本の雑誌 2011年5月号 (No.335) / 本の雑誌社 / 648円 + 税
表紙デザイン 和田誠 / 表紙イラスト 沢野ひとし
今月の注目は坪ちゃんの名編集長養成虎の穴。目黒さんの椎名さんへの思いが素直に語られます。分量は少なく既刊本と重なる部分も多いのですが、古いファンであれば感じる部分があるのでは? 是非。
特集は「春のタイトル祭り!」。毎月タイトルをひねり出している編集者の苦労や裏話しが面白かったです。新書のタイトルなんて本当に上手いものが多いですね。それに比べて一頃の新潮文庫の海外ミステリーはあまりにストレート(=ネタばらし)でひどかったですが、最近はどうでしょう。あと良かったのが読者アンケート。感心するタイトルが並びました。
『リプレイ』『時のかなたの恋人』好きとしては『13時間前の未来』は期待。『オスカー・ワオの短く凄まじい人生』もサブカル好きとして期待。北上次郎推薦の山田太一『空也上人』はまるで趣味ではないのですが気になりました。ドラマ化するなら若い頃の中井貴一か。
渡邊十絲子は一人で素晴らしい新書を推し続け、「何となく実用書ばかり」と思っていた私の新書感を180度変えてくれました。今回の『日本語と時間』『漢語の知識』の紹介も素晴らしいです。頑張れ、フリーランサー。小説嫌いなはずの木村弁護士ですが、最近の読みっぷりはどうでしょう。
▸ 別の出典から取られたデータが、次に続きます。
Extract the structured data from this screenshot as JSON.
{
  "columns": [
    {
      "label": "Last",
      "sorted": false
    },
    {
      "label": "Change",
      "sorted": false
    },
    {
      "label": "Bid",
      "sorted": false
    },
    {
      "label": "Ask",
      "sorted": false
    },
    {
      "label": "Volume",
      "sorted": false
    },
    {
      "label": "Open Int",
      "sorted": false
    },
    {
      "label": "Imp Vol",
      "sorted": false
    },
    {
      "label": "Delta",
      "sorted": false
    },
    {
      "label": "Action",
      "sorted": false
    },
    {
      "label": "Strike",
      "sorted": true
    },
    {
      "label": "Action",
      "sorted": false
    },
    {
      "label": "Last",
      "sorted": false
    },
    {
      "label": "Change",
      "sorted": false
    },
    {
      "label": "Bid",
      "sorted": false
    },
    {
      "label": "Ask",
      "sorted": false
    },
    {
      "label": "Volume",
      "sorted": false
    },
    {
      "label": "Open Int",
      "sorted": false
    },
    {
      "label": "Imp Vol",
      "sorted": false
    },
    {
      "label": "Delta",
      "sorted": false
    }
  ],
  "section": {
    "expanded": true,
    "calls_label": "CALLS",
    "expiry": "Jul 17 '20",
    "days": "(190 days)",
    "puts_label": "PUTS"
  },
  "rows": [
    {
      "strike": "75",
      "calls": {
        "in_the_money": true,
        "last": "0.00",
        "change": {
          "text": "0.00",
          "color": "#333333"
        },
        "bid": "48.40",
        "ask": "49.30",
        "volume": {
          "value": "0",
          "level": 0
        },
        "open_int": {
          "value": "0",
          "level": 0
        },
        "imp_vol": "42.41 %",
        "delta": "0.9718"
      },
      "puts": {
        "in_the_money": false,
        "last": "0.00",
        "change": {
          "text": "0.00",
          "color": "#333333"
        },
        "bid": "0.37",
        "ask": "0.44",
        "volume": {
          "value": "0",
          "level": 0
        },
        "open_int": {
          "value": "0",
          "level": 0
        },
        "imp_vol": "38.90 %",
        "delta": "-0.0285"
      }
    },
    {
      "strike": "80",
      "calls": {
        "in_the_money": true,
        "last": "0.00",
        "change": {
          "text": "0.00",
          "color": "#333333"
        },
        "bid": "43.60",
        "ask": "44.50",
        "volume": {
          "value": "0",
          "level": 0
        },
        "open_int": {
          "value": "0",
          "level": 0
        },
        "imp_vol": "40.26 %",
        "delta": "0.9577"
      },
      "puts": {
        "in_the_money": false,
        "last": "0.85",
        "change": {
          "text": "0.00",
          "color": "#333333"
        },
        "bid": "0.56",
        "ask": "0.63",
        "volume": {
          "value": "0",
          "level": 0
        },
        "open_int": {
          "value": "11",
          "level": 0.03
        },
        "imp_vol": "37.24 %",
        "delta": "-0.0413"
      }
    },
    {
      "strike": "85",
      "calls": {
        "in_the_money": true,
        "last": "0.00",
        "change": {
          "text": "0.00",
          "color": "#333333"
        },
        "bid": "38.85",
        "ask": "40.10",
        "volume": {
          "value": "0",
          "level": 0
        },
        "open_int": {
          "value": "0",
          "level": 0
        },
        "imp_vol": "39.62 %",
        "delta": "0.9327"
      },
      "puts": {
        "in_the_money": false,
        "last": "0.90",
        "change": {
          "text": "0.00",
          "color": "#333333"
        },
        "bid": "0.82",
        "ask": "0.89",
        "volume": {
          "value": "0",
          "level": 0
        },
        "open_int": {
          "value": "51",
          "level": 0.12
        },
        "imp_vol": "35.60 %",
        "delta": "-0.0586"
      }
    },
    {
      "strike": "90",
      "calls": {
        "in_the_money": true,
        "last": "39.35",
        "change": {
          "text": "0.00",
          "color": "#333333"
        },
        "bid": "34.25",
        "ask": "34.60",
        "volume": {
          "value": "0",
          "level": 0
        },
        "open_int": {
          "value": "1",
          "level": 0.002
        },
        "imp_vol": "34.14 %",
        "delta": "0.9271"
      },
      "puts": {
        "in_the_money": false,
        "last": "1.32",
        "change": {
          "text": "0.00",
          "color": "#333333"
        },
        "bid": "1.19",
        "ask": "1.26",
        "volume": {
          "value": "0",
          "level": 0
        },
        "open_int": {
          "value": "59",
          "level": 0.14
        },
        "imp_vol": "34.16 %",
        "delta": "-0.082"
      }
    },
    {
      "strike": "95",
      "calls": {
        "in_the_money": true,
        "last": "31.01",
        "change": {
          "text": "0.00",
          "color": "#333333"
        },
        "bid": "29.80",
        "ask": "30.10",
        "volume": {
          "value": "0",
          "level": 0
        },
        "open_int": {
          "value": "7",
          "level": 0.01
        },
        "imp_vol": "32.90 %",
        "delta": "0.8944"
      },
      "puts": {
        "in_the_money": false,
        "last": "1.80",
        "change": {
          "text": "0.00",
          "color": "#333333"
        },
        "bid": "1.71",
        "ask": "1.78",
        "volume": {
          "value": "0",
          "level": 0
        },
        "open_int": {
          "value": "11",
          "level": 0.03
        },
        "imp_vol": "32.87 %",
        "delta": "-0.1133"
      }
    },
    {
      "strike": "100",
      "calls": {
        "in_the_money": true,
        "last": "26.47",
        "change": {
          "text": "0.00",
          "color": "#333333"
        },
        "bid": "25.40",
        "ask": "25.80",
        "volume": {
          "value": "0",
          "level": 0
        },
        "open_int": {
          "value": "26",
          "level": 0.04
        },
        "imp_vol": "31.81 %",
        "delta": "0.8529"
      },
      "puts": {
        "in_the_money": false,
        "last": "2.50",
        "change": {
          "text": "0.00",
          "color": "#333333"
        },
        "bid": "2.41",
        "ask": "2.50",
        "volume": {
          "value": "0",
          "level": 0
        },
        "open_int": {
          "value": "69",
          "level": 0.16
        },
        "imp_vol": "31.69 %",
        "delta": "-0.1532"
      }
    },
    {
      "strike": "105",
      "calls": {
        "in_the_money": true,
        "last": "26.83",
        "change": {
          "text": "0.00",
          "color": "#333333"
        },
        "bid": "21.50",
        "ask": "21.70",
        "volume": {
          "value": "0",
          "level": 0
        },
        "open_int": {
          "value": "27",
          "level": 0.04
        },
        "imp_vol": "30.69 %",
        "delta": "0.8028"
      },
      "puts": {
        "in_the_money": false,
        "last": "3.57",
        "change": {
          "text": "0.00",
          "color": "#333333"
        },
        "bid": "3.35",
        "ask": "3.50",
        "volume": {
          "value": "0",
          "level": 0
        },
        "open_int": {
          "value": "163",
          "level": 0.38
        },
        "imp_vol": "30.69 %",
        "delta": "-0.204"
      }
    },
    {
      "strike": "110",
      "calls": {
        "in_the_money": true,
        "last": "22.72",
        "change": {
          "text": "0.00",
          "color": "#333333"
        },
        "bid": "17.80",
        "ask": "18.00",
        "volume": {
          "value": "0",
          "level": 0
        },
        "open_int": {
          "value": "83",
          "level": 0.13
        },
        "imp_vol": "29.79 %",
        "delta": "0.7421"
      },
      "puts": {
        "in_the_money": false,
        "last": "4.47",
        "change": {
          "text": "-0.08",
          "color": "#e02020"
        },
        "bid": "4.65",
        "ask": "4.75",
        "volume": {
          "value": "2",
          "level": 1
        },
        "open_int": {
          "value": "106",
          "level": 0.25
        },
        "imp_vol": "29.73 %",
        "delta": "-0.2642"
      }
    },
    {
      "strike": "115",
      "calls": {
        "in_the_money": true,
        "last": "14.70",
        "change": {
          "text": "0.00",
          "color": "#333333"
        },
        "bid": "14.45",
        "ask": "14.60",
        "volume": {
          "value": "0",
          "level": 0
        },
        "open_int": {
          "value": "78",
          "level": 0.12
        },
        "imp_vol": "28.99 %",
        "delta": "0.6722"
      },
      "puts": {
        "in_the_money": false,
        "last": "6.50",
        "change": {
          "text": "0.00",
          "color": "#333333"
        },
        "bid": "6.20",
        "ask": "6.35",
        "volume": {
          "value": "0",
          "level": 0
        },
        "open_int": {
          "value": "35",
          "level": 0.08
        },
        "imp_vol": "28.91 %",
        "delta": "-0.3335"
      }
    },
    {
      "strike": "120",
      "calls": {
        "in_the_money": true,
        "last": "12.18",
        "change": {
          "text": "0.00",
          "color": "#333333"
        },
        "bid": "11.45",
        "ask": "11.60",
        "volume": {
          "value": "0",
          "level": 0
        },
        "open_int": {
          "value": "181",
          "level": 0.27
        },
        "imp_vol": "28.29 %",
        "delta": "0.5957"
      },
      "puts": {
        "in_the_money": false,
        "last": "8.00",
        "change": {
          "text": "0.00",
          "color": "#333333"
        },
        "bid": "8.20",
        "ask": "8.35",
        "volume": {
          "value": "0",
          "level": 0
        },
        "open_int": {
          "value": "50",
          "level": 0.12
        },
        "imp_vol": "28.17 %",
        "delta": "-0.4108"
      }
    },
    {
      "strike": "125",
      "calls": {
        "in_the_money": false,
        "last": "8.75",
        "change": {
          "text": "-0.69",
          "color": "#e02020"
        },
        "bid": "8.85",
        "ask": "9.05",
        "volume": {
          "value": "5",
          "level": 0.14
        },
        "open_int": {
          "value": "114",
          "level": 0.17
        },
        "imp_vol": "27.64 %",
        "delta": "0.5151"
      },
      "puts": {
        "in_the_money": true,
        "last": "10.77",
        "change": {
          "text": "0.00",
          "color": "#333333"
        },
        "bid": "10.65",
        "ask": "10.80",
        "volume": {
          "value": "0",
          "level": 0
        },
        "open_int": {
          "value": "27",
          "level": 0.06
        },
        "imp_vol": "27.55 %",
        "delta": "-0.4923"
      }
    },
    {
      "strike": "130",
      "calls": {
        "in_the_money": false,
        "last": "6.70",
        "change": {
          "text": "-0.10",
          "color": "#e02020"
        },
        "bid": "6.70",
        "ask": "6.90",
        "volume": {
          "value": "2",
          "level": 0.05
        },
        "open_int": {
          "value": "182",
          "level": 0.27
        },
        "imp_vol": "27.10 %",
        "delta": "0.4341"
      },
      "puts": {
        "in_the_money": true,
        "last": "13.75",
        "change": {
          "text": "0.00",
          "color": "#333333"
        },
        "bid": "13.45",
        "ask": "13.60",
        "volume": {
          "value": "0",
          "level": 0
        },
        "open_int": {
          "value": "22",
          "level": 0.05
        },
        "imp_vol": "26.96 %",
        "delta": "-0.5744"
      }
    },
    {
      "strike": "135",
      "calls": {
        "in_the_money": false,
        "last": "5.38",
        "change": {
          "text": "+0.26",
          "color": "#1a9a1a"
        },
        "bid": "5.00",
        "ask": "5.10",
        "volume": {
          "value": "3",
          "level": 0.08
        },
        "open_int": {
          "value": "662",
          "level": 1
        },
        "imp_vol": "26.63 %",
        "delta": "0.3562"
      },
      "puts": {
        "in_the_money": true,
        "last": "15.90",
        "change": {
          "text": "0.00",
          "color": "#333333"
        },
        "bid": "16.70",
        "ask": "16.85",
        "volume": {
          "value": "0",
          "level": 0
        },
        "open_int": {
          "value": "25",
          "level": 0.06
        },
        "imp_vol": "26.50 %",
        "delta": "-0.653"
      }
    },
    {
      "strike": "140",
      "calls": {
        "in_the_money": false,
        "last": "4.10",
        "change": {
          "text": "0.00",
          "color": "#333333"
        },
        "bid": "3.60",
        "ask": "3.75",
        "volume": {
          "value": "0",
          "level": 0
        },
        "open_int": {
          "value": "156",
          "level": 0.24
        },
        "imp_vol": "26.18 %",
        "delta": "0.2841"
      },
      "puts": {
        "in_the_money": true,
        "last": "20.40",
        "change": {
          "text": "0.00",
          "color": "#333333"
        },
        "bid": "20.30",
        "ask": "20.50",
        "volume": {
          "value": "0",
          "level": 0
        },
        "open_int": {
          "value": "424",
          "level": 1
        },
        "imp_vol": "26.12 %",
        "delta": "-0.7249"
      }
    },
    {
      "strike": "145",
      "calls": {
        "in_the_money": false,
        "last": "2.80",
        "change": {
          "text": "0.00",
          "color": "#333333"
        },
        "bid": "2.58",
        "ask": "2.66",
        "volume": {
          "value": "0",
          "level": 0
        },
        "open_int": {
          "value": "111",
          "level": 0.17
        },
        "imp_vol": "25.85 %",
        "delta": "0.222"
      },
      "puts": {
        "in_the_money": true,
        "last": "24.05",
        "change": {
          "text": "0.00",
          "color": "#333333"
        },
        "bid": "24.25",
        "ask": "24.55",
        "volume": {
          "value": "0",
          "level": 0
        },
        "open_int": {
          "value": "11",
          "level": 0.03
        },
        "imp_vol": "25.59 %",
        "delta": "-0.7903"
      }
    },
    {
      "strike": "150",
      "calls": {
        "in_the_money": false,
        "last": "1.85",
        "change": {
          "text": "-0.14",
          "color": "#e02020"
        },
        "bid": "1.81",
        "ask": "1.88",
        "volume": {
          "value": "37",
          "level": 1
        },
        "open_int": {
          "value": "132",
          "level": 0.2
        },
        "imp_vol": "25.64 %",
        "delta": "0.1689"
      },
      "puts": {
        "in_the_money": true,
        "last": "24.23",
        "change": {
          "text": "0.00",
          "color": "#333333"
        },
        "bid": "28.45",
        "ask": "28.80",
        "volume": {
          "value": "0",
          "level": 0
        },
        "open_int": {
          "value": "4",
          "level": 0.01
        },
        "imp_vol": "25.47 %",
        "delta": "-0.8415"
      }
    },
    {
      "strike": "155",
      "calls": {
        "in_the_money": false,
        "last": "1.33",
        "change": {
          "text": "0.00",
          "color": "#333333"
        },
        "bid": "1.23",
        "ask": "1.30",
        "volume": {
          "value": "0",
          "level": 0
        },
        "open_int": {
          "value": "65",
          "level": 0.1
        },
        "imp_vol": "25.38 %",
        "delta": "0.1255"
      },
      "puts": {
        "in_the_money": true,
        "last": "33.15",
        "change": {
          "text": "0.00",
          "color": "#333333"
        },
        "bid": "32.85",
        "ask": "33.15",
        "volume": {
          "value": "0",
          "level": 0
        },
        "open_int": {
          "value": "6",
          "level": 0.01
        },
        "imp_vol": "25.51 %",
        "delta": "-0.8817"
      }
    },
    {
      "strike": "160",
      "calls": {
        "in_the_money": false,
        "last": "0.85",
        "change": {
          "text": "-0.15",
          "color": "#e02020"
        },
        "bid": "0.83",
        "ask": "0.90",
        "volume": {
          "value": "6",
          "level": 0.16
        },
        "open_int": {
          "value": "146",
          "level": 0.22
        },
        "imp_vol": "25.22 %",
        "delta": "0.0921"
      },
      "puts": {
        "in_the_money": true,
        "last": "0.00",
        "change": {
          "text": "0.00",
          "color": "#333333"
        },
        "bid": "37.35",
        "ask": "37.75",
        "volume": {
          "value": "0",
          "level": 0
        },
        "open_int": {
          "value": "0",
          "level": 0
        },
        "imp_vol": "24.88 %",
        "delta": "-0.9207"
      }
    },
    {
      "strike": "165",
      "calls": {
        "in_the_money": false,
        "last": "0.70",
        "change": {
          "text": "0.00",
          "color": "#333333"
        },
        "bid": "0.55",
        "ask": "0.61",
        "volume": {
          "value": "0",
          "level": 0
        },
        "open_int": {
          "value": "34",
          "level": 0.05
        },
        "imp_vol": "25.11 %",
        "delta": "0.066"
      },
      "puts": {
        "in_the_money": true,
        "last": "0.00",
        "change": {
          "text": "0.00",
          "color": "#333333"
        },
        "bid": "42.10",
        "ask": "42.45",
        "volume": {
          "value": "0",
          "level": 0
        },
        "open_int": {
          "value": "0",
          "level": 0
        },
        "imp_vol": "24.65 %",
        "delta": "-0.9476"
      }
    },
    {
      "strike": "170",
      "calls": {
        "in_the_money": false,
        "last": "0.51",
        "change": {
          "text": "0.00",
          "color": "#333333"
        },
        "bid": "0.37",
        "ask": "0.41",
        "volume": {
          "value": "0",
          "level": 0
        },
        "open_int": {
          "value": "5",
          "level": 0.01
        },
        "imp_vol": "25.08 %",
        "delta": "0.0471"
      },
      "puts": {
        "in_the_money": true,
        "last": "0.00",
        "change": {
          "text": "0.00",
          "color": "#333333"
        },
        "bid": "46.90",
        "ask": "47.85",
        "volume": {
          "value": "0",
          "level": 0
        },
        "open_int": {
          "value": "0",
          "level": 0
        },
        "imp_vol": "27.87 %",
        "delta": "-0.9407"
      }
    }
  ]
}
今回の遠藤周作『女の一生』も脇役への注目や最後の言葉の引用など堂々たる紹介です。
五木寛之は『青春の門』と『かもめのジョナサン』しか知らず何となく泥臭い人と思っていましたが黒田信一の選ぶ10冊で見方が変わりました。同じく「ベストセラー温故知新」の『恍惚の人』も、そんなにエポックメイキングな本だとは知りませんでした。結局、認知症は、この本で1972年に定義され、以来変化していないというのですから凄い話です。